Si è concluso nella serata di ieri l’iter di osservazione per la morte encefalica di una donna di 33 anni, originaria di Pompei, che era stata ricoverata d’urgenza nel reparto di rianimazione dell’ospedale Umberto I di Nocera Inferiore. Una volta accertato il decesso secondo i protocolli clinici, è stata avviata la procedura per la donazione degli organi, un estremo gesto di altruismo che permetterà di salvare altre vite in seguito a una scomparsa così prematura e sconvolgente.

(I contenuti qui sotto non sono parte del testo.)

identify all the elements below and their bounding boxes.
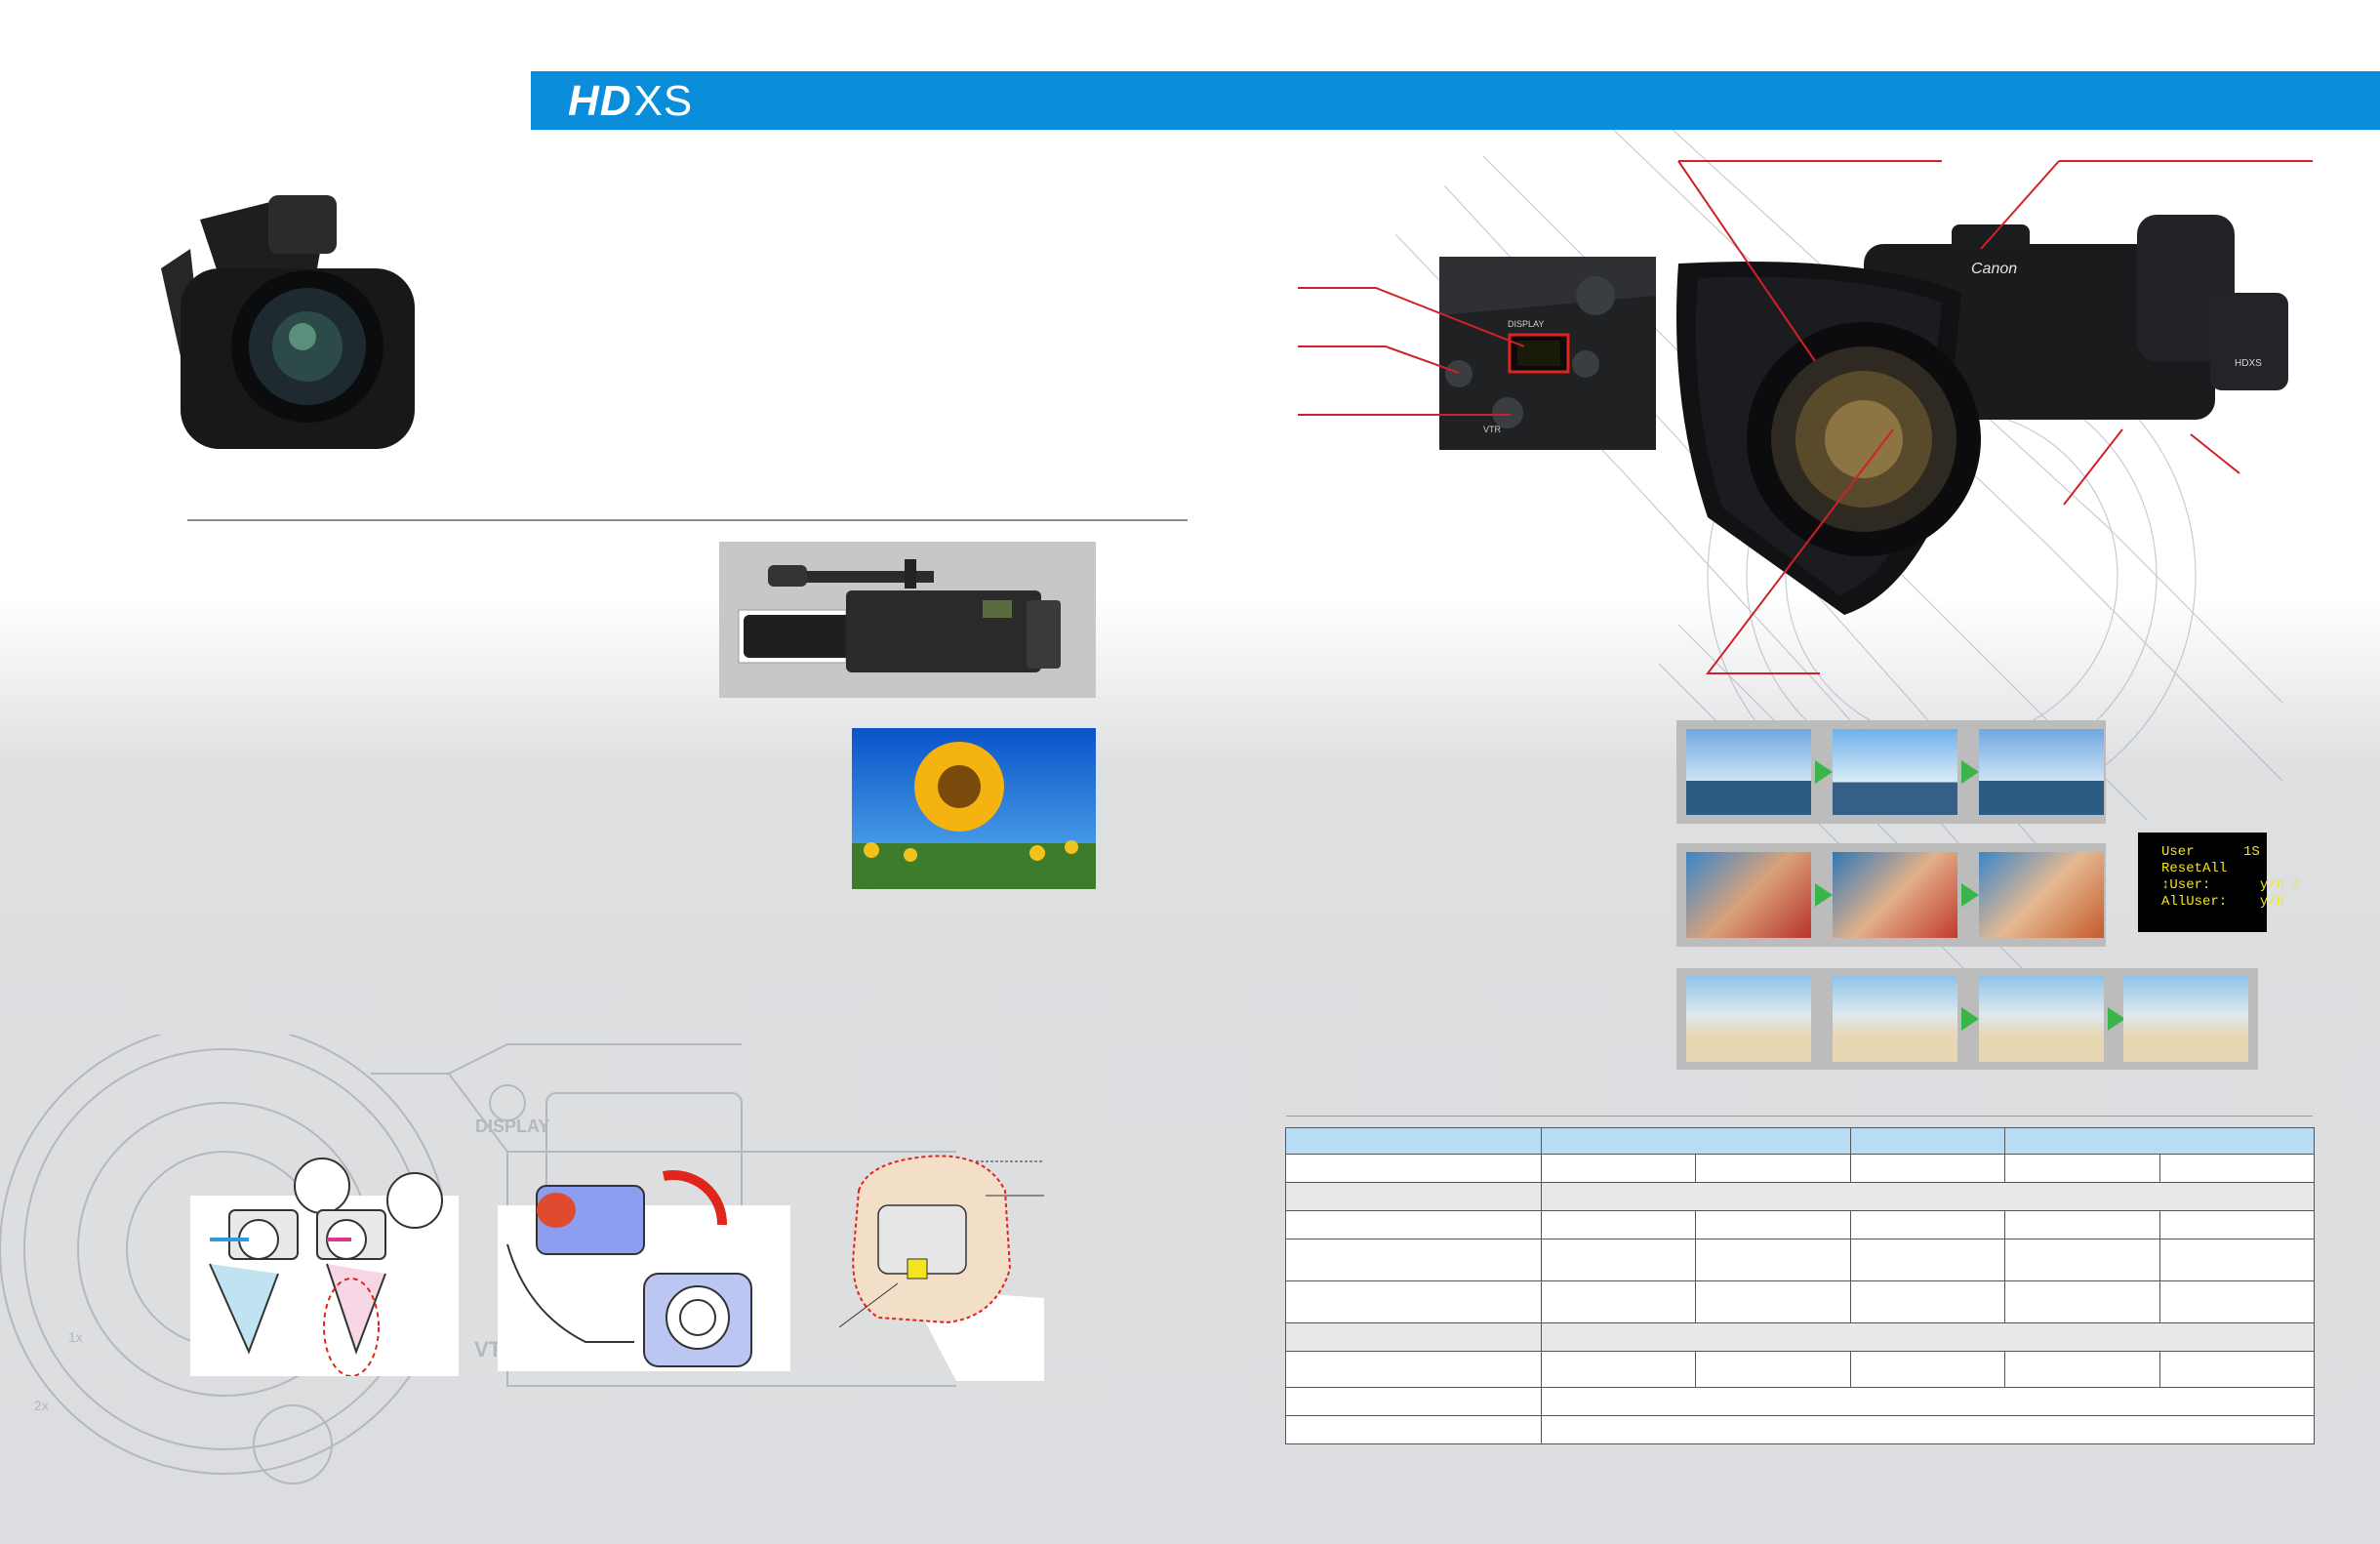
lcd-line-4: AllUser: y/n [2161,894,2285,910]
spec-divider [1286,1116,2313,1117]
lcd-line-3: ↕User: y/n 2 [2161,877,2301,893]
zoom-sequence-1 [1676,720,2106,824]
table-row [1285,1351,2316,1388]
shoulder-illustration [190,1158,459,1376]
thumb-beach-1 [1686,976,1811,1062]
thumb-beach-4 [2123,976,2248,1062]
table-row [1285,1127,2315,1155]
lcd-line-1: User 1S [2161,844,2269,860]
thumb-beach-2 [1833,976,1957,1062]
table-row [1285,1280,2316,1323]
lcd-user-menu: User 1S ResetAll ↕User: y/n 2 AllUser: y… [2138,833,2301,932]
table-row [1285,1239,2316,1281]
thumb-pier-1 [1686,729,1811,815]
zoom-sequence-2 [1676,843,2106,947]
table-row [1285,1210,2316,1239]
table-row [1285,1387,2315,1416]
thumb-pier-3 [1979,729,2104,815]
table-row [1285,1415,2315,1444]
thumb-cafe-3 [1979,852,2104,938]
green-arrow [1961,1007,1979,1031]
green-arrow [1961,760,1979,784]
table-row [1285,1154,2316,1183]
zoom-grip-illustration [498,1170,790,1371]
green-arrow [1961,883,1979,907]
thumb-cafe-1 [1686,852,1811,938]
lens-grip-illustration [839,1155,1044,1381]
green-arrow [1815,883,1833,907]
thumb-cafe-2 [1833,852,1957,938]
spec-table [1285,1127,2316,1444]
table-row [1285,1182,2315,1211]
zoom-sequence-3 [1676,968,2258,1070]
green-arrow [1815,760,1833,784]
thumb-beach-3 [1979,976,2104,1062]
table-row [1285,1322,2315,1352]
thumb-pier-2 [1833,729,1957,815]
lcd-line-2: ResetAll [2161,861,2228,876]
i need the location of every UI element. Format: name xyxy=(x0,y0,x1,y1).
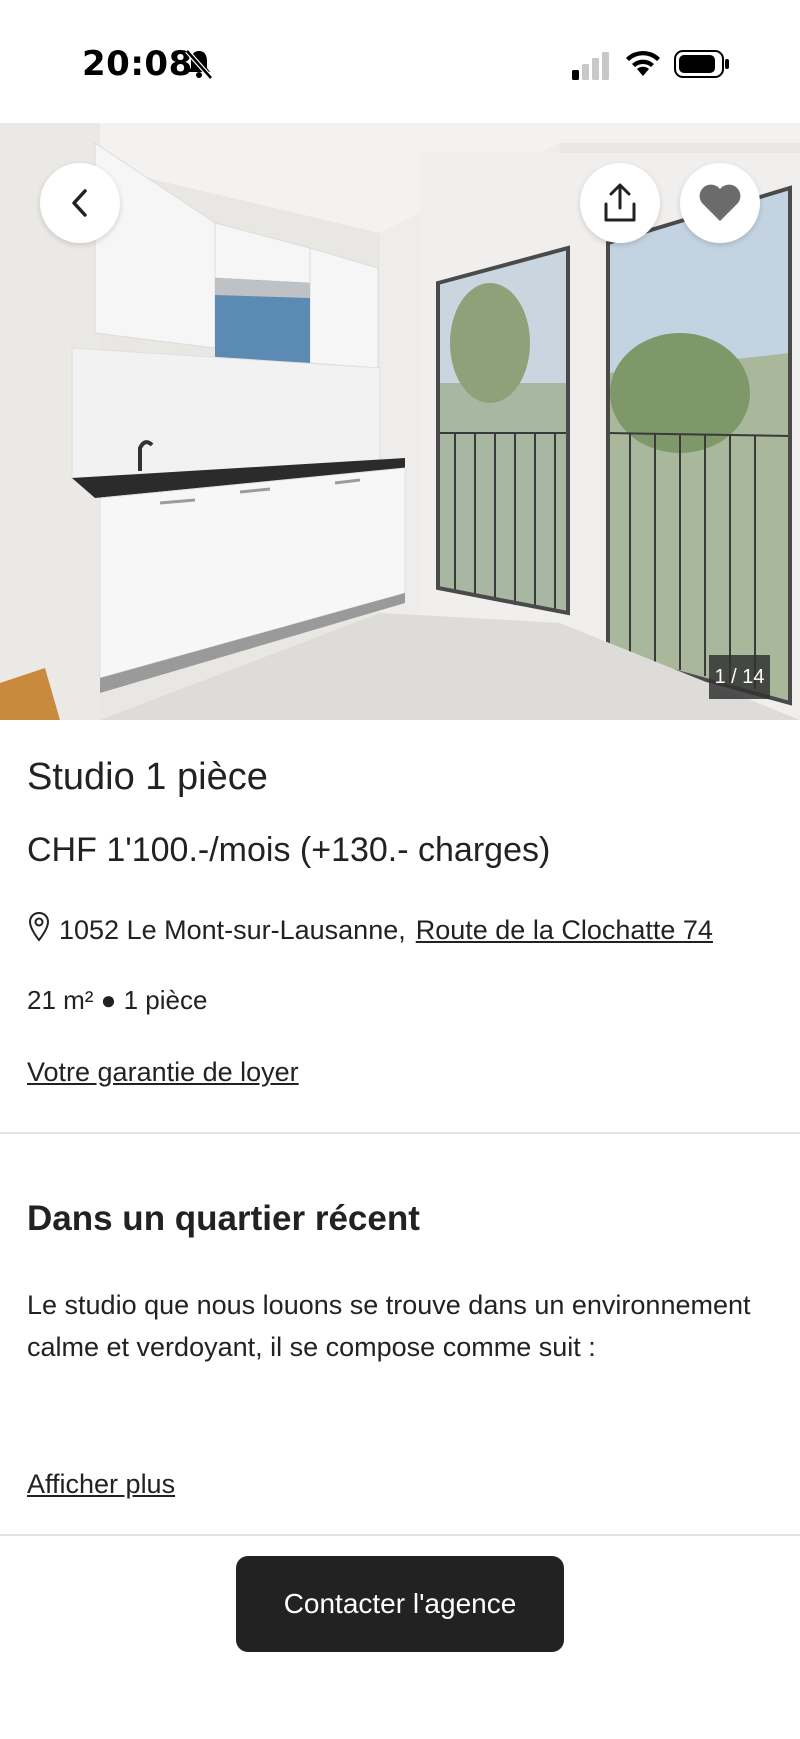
share-icon xyxy=(604,183,636,222)
listing-title: Studio 1 pièce xyxy=(27,756,268,798)
back-icon xyxy=(72,189,87,217)
wifi-icon xyxy=(626,50,660,76)
description-text: Le studio que nous louons se trouve dans… xyxy=(27,1290,751,1362)
photo-gallery[interactable]: 1 / 14 xyxy=(0,123,800,720)
cellular-signal-icon xyxy=(572,52,609,80)
address-locality: 1052 Le Mont-sur-Lausanne, xyxy=(59,915,406,945)
favorite-button[interactable] xyxy=(680,163,760,243)
section-divider xyxy=(0,1132,800,1134)
battery-icon xyxy=(674,50,729,78)
rent-guarantee-link[interactable]: Votre garantie de loyer xyxy=(27,1057,299,1088)
status-bar: 20:08 xyxy=(0,0,800,123)
location-pin-icon xyxy=(28,911,50,942)
listing-photo xyxy=(0,123,800,720)
listing-specs: 21 m² ● 1 pièce xyxy=(27,985,208,1015)
bell-slash-icon xyxy=(185,49,213,80)
address-street-link[interactable]: Route de la Clochatte 74 xyxy=(416,915,713,946)
heart-icon xyxy=(699,184,741,221)
listing-address: 1052 Le Mont-sur-Lausanne, Route de la C… xyxy=(27,911,713,946)
status-time: 20:08 xyxy=(82,44,193,84)
contact-agency-button[interactable]: Contacter l'agence xyxy=(236,1556,564,1652)
listing-price: CHF 1'100.-/mois (+130.- charges) xyxy=(27,831,551,869)
description-title: Dans un quartier récent xyxy=(27,1199,420,1238)
share-button[interactable] xyxy=(580,163,660,243)
footer-divider xyxy=(0,1534,800,1536)
back-button[interactable] xyxy=(40,163,120,243)
show-more-link[interactable]: Afficher plus xyxy=(27,1469,175,1500)
photo-counter: 1 / 14 xyxy=(709,655,770,699)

Il dramma si è consumato poco dopo il parto cesareo, avvenuto presso l’ospedale di Sarno. Nonostante una gravidanza priva di complicazioni e la gioia di aver tenuto tra le braccia la sua secondogenita, la paziente ha accusato improvvisamente forti emicranie e disturbi alla vista. Il rapido peggioramento delle sue funzioni vitali ha reso necessario il trasferimento immediato a Nocera Inferiore, dove gli accertamenti diagnostici hanno purtroppo evidenziato una vasta emorragia cerebrale, probabilmente innescata da un violento picco ipertensivo non diagnosticato in precedenza.

Nonostante l’intervento dei sanitari e il monitoraggio costante in terapia intensiva, il quadro clinico è precipitato irreversibilmente fino al tragico epilogo. Mentre la comunità si stringe nel dolore attorno alla famiglia della vittima, giunge un’unica nota di sollievo: la neonata non ha subito alcuna conseguenza clinica e si trova attualmente in buone condizioni di salute, ignara della terribile perdita che ha colpito la sua famiglia.